Muchas familias se vieron obligadas a abandonar sus viviendas, las cuales empezaron a ser ocupadas por personas proclives al proyecto paramilitar, “depuración” que les fue permitiendo homogeneizar el pensamiento entre los habitantes de los barrios, pues o se pensaba y actuaba como ellos querían, o se corría el riesgo de ser “castigado”, desplazado forzosamente o asesinado.

Además de todo el terror implantado, empiezan a intervenir en negocios legales e ilegales a través de los cuales no sólo se financian, sino que también controlan a las familias que dependen de éstos. Es así como “administran” el denominado cartel de los hidrocarburos y las bolsas de empleo para trabajar en Ecopetrol, al tiempo que organizan empresas de vigilancia privada en los barrios, “servicio” que los habitantes bajo presión deben pagar y con el que además los paramilitares pueden conocer y controlar la dinámica social y política de los barrios.

Con el tiempo, el paramilitarismo se vio forzado a justificar su presencia en la ciudad, pues si habían logrado expulsar a la guerrilla como lo pregonaban, ¿qué sentido tenía su presencia? Fue entonces cuando simularon ataques guerrilleros, ataques en los que ellos lograban con la “ayuda” de la policía y el ejército, detener a la insurgencia. De la misma manera, montaron “espectáculos” de supuestos carros-bomba instalados por la guerrilla, repartieron volantes aparentemente firmados por la insurgencia -en los que ésta amenazaba con la “toma a sangre y fuego de Barrancabermeja”-, y se pusieron a la tarea de hacer pintas en las que se señalaba la presencia de las FARC en la ciudad.

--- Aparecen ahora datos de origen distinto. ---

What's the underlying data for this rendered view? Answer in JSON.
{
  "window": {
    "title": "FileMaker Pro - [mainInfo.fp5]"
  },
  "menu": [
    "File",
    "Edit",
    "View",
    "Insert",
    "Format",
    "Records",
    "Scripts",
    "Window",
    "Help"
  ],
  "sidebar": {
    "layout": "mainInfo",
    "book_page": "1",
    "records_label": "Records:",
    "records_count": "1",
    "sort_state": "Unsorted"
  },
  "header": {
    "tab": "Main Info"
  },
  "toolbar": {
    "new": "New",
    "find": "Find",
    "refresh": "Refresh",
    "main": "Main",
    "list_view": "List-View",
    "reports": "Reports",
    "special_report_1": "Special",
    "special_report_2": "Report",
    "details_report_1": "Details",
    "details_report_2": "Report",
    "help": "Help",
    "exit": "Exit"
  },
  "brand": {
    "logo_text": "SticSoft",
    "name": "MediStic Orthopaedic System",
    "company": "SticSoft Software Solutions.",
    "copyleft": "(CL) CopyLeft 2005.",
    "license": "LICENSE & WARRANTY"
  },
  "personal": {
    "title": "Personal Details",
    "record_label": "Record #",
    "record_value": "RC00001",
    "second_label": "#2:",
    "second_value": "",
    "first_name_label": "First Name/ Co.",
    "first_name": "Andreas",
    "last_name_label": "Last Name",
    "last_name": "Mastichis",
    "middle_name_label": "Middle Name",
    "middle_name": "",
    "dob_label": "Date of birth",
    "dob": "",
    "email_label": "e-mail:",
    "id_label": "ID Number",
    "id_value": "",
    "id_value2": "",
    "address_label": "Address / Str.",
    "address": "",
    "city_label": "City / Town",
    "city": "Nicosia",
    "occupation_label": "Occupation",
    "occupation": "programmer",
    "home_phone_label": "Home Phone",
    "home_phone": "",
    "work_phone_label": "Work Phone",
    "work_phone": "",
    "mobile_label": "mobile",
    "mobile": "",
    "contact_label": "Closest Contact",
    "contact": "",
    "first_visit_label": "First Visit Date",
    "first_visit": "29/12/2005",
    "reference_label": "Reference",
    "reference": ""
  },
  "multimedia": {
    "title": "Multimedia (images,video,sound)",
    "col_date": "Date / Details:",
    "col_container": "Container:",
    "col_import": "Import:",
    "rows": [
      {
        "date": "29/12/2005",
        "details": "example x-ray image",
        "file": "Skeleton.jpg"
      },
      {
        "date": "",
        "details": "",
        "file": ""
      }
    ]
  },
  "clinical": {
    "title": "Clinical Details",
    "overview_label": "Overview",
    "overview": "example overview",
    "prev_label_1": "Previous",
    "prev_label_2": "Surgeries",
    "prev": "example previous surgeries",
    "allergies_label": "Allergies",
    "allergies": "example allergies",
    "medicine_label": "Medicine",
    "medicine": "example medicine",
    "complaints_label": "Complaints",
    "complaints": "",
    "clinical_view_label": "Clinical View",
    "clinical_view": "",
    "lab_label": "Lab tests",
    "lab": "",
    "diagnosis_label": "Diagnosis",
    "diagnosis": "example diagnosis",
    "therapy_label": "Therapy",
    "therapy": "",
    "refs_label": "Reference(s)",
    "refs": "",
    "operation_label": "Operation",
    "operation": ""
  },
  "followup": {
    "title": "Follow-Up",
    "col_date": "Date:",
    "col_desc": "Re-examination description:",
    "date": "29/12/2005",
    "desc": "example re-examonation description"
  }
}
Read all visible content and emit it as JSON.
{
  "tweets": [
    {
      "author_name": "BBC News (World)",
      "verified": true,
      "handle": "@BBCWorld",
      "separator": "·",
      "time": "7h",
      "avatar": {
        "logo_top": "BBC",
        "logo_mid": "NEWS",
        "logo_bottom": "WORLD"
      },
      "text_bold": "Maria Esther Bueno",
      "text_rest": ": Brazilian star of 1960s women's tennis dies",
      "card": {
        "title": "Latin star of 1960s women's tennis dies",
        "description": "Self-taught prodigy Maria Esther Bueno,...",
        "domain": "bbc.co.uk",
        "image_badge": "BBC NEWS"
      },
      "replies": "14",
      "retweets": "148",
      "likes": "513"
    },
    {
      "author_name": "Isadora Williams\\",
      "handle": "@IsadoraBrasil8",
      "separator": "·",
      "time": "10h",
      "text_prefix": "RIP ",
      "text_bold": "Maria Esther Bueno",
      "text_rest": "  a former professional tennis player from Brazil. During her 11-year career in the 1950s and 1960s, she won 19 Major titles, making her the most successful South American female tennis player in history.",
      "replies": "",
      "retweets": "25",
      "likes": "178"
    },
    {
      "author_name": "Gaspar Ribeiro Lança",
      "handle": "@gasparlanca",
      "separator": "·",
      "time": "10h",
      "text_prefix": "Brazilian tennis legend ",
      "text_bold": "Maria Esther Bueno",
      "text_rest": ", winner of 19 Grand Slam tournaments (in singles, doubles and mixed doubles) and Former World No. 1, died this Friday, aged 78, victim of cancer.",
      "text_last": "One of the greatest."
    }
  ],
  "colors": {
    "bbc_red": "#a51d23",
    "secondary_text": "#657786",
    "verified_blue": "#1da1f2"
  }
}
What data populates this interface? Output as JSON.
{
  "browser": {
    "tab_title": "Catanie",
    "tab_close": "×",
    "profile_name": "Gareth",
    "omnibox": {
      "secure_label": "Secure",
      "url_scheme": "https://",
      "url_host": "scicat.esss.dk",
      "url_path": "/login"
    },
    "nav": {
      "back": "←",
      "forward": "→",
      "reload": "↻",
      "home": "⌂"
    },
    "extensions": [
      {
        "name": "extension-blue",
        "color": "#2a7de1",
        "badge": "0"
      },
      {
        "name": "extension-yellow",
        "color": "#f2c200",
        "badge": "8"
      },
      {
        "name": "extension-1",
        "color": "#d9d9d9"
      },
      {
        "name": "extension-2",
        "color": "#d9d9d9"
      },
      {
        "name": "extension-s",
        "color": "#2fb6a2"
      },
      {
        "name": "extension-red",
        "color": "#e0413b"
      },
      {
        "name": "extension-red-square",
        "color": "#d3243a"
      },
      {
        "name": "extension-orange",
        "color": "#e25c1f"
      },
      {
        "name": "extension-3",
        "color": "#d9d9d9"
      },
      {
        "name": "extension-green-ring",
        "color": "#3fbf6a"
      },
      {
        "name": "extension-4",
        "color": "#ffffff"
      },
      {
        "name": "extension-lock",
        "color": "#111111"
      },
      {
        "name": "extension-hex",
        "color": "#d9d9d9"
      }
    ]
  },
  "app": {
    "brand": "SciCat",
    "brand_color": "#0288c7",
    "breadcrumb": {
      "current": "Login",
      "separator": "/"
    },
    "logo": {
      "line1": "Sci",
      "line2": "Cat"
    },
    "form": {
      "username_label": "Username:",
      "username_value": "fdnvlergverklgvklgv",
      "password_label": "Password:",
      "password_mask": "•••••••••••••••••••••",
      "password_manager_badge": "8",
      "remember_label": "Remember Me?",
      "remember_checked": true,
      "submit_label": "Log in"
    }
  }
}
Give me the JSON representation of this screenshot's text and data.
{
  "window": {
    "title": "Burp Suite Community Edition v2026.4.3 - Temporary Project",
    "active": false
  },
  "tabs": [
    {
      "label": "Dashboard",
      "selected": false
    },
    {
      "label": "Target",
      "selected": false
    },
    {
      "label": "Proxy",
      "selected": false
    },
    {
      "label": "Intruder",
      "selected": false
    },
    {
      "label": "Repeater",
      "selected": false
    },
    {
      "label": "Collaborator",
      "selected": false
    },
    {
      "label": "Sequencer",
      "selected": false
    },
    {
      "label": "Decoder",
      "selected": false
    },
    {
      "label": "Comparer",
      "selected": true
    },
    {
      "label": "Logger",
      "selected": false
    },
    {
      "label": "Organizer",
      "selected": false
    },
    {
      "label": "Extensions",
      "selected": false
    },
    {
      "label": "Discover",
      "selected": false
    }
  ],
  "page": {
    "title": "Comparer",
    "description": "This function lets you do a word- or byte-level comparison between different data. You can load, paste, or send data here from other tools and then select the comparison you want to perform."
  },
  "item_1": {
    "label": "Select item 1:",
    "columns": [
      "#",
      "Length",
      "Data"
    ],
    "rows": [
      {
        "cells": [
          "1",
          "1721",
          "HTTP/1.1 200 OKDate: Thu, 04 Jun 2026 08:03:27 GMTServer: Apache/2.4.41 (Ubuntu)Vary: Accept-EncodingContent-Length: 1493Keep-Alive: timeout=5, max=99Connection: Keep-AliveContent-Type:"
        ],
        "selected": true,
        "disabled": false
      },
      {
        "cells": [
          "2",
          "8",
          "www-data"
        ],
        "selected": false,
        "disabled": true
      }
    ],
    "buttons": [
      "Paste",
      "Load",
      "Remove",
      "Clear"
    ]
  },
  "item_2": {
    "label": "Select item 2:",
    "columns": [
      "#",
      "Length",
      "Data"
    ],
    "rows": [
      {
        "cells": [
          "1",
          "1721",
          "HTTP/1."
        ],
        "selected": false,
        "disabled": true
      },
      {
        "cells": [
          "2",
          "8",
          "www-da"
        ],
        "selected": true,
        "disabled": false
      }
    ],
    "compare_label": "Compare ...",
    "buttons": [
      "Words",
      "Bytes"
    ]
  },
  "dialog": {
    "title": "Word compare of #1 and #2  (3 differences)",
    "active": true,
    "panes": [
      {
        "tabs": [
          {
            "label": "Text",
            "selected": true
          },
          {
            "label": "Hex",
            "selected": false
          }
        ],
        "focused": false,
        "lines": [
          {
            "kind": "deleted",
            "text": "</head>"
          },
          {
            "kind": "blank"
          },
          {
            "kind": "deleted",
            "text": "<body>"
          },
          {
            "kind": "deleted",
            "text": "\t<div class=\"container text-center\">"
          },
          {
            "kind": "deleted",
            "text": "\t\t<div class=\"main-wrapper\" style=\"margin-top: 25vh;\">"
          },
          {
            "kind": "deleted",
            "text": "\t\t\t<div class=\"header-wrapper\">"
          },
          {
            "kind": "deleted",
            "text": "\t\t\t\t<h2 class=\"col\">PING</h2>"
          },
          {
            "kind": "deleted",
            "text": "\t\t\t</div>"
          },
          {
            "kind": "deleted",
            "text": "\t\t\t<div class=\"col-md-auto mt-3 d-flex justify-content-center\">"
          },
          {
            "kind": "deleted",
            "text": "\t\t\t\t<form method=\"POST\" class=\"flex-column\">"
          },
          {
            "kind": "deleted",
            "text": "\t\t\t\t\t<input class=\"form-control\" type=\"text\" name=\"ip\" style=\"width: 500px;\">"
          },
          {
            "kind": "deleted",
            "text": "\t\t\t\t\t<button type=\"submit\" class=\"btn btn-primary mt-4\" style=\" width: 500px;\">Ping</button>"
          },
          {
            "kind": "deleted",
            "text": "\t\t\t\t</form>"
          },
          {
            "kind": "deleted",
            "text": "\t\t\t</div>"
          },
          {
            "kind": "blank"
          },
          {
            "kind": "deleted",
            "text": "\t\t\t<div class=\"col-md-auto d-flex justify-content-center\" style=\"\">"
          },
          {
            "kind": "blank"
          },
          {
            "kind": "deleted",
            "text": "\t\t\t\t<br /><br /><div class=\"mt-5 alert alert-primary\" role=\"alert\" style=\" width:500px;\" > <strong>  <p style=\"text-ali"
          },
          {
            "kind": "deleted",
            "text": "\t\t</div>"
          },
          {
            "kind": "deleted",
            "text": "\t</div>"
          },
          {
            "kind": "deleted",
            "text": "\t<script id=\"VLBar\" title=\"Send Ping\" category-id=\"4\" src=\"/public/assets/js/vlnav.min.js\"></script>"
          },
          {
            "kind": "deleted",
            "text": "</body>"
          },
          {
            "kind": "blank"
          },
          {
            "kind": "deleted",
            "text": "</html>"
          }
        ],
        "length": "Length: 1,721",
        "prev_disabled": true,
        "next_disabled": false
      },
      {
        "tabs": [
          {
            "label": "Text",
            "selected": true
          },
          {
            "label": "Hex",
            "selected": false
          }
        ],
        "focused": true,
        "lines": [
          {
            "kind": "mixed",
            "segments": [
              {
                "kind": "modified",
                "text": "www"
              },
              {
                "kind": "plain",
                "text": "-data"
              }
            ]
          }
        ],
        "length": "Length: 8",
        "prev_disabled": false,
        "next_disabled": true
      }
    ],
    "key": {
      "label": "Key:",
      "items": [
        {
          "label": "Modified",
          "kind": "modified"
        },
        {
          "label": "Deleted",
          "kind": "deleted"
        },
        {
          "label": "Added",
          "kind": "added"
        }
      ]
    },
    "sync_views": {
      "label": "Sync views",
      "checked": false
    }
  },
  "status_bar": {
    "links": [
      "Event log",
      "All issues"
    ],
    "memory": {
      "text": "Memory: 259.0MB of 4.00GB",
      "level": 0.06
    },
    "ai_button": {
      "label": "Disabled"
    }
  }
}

Esta situación llegó al punto que la guerrilla se convirtió en una leyenda, en una especie de fantasma que en cualquier momento podía atacar, ante lo cual el proyecto paramilitar se presentó como el único capaz de garantizar la seguridad de los ciudadanos. En estas circunstancias, el miedo de la gente ya no era sólo por la presencia “para”, sino también por la posibilidad de que la guerrilla incursionara y bajo el mismo argumento de que eran colaboradores del actor armado contrario, tuviesen que padecer de nuevo el horror vivido ante la incursión y posicionamiento paramilitar en la ciudad.

La lección aprendida

Fue una lección aprendida poco a poco: primero, con el terror causado por la posibilidad de ser objeto de sus ataques indiscriminados; luego, con la certeza que dieron sus “castigos ejemplarizantes” para saber cuáles eran las reglas, quién las ponía y qué se recibía ante su incumplimiento; y finalmente, con la creación de una situación de inseguridad, en la cual los paramilitares se presentaron como los salvaguardas de la integridad física de los habitantes de los barrios nor y surorientales.

Con estos hechos, y en plena coyuntura electoral, ¿cómo pedir que el viejo Quevedo votara por alguien distinto a Álvaro Uribe Vélez, quien representa mejor que nadie el proyecto paramilitar en el país? ¿Cómo no poner en práctica lo aprendido durante estos años de terror? ¿Cómo no hacerlo, si nos dicen que los otros candidatos son “comunistas disfrazados”, y la lección aprendida es que el comunismo es igual a dictadura y pobreza?

El proyecto paramilitar lo ha enseñado a la perfección: se está con ellos, sus reglas, sus candidatos, o se corre el riesgo de ser “castigado ejemplarmente” y el peligro de estar expuesto a la inseguridad causada por el accionar guerrillero, del cual sólo el paramilitarismo nos puede “salvar”. Cómo no votar por el patrón Uribe, si él nos garantiza que el paramilitarismo seguirá funcionando con sus singulares formas de hacer respetar la ley y de defender nuestra integridad. La tarea ahora es desaprender tan macabra lección y recuperar la dignidad.